They won't because rules for thee, not for me. It's OK if someone big enough violates Apple's rules, but if a smaller dev does it? You get booted off the store.
https://developer.apple.com/design/human-interface-guideline... says "before you send [marketing push] notifications to people, you must receive their explicit permission to do so".
Apple themselves have started doing that, so zero chance of the rule being enforced.
> https://developer.apple.com/design/human-interface-guideline... says
Those are the Human Interface Guidelines, which are basically suggestions on how to make a proper app. They don’t impact policy and Apple has been shitting on them for years now. Liquid Glass breaks so many rules it’s not even funny.
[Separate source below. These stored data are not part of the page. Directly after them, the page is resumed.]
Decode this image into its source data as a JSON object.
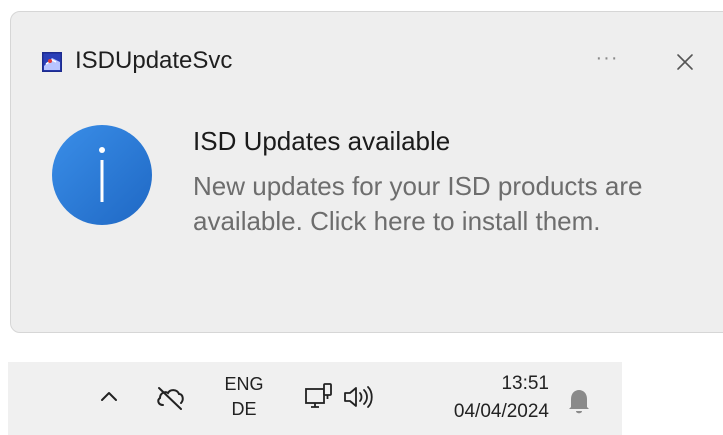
{
  "notification": {
    "app_name": "ISDUpdateSvc",
    "more_label": "···",
    "title": "ISD Updates available",
    "body": "New updates for your ISD products are available. Click here to install them.",
    "icons": {
      "app": "isd-app-icon",
      "main": "info-icon",
      "close": "close-icon"
    },
    "accent_color": "#2f7fd6"
  },
  "taskbar": {
    "language_line1": "ENG",
    "language_line2": "DE",
    "time": "13:51",
    "date": "04/04/2024",
    "icons": [
      "chevron-up-icon",
      "cloud-offline-icon",
      "network-icon",
      "volume-icon",
      "bell-icon"
    ]
  }
}
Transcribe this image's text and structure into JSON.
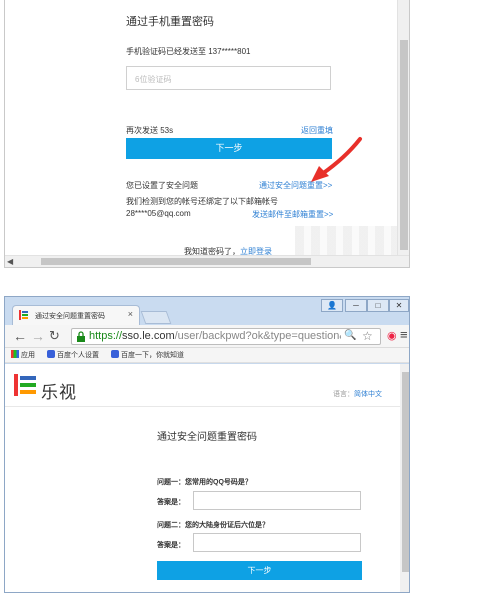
{
  "top": {
    "title": "通过手机重置密码",
    "sent_text": "手机验证码已经发送至 137*****801",
    "code_placeholder": "6位验证码",
    "resend": "再次发送 53s",
    "return_fill": "返回重填",
    "next_button": "下一步",
    "set_question": "您已设置了安全问题",
    "reset_via_question": "通过安全问题重置>>",
    "bound_email_text": "我们检测到您的帐号还绑定了以下邮箱帐号",
    "email": "28****05@qq.com",
    "reset_via_email": "发送邮件至邮箱重置>>",
    "know_password": "我知道密码了，",
    "login_now": "立即登录",
    "arrow_color": "#e8302a"
  },
  "browser": {
    "tab_title": "通过安全问题重置密码",
    "tab_close": "×",
    "url_https": "https://",
    "url_host": "sso.le.com",
    "url_rest": "/user/backpwd?ok&type=question&",
    "bookmarks": [
      {
        "label": "应用"
      },
      {
        "label": "百度个人设置"
      },
      {
        "label": "百度一下，你就知道"
      }
    ],
    "brand": "乐视",
    "lang_label": "语言：",
    "lang_value": "简体中文",
    "page_title": "通过安全问题重置密码",
    "question1": "问题一：您常用的QQ号码是？",
    "answer1_label": "答案是：",
    "question2": "问题二：您的大陆身份证后六位是？",
    "answer2_label": "答案是：",
    "next_button": "下一步"
  },
  "colors": {
    "primary_button": "#0ea1e4",
    "link": "#2d7fd3",
    "https_green": "#1a8a1a"
  }
}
What you want to link to is the App Review Guidelines, specifically 4.5.4.
https://developer.apple.com/app-store/review/guidelines/#4.5...
"Push Notifications should not be used for promotions or direct marketing purposes unless customers have explicitly opted in to receive them via consent language displayed in your app’s UI, and you provide a method in your app for a user to opt out from receiving such messages. Abuse of these services may result in revocation of your privileges."
> Apple themselves have started doing that
Well, it's their platform. They've their own internal rules and app review processes, one would presume. Like how the cops can shoot people, but I can't.
That’s the one I wanted to link to. Fixed. Thank you.
> and agrees with the "you must" bit in the HIG.
I know. The point is that the HIG is not used to enforce app policy, the App Review Guidelines are.
> They've their own internal rules and app review processes, one would presume.
Which is exactly why they are in trouble with governments around the world.
> Like how the cops can shoot people, but I can't.
Cops can’t just shoot people (well, maybe in the US?), they have to have a reason. In any civilised nation, a cop who shoots a random person doesn’t just get a pat on the back and a thumbs up. They are meant to be public servants who help enforce the law, not vigilantes who stand above it.
can be disabled via:
settings > communication > push notifications
but the worst part is when they add a new category (eg uber teen accounts) and surprise it’s enabled by default.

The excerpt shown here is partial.